Jessie: In New Hampshire where everything, simply everything, is melting!
March is Women’s History Month and I’ve been doing a lot of thinking lately about historical women. In the course of researching a new project I came across a website devoted to information about American Women’s Dime Novels. While all of it was fascinating, what really struck a chord with me was how books written for and by women were amongst the first bestsellers.
The popularity of inexpensive books written with young, working women in mind held extraordinary appeal for a previously untapped market. Stories with suspenseful plots and plucky working class heroines stole the hearts of factory girls and domestic help. Despite their limited resources they faithfully purchased stories written by literary superstars like Laura Jean Libbey in never before seen numbers.
Long before women had the legal right to vote they were voting with their pennies and choosing to spend both their money and their time with characters that made them feel understood and acknowledged by the world. This is something I think the best writers, from all walks of life and from every generation, have in common. They make us feel that someone, somewhere knows who we are, that somehow, though we’ve never met, they see us. Themes, styles and attitudes all change over time but that craving for connection and understanding never does.
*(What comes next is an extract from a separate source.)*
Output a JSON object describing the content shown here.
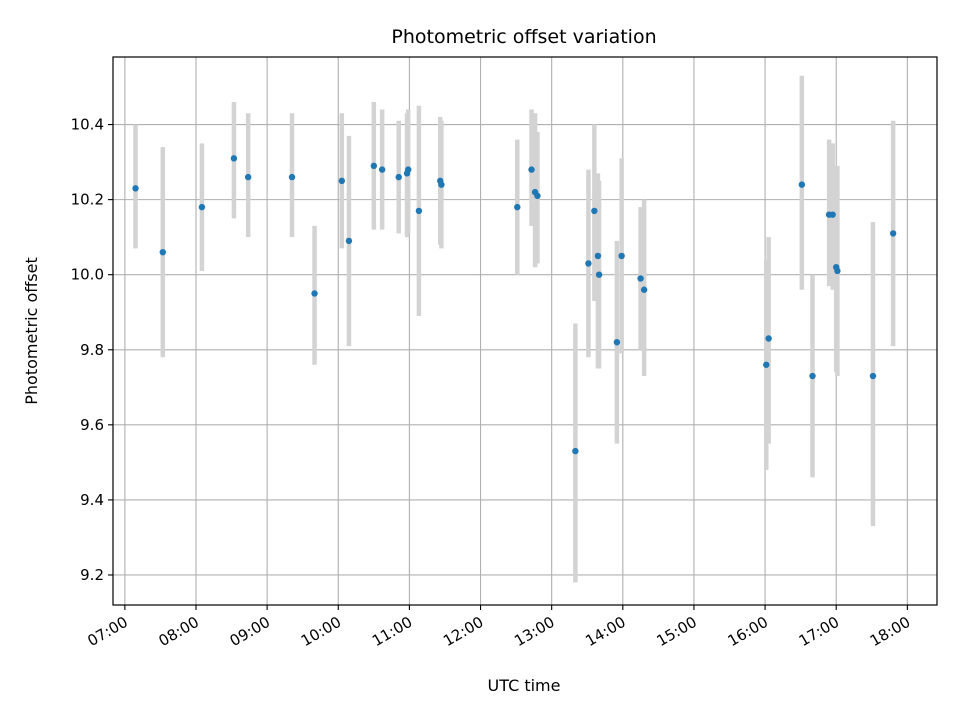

Which circles back to Women’s History Month. I feel such a swell of gratitude and connection when I consider those trail blazing women, both those in my biological family tree and those in a more literary one, that have led the way and made it possible for me to add my own chapter to Women’s History. They created space for women from all walks of life to have the chance at lives they wanted to live.
Thank you ladies!
Readers do you have a woman writer or a woman in your family that struck a chord with you? Who are some of the women in history you most admire?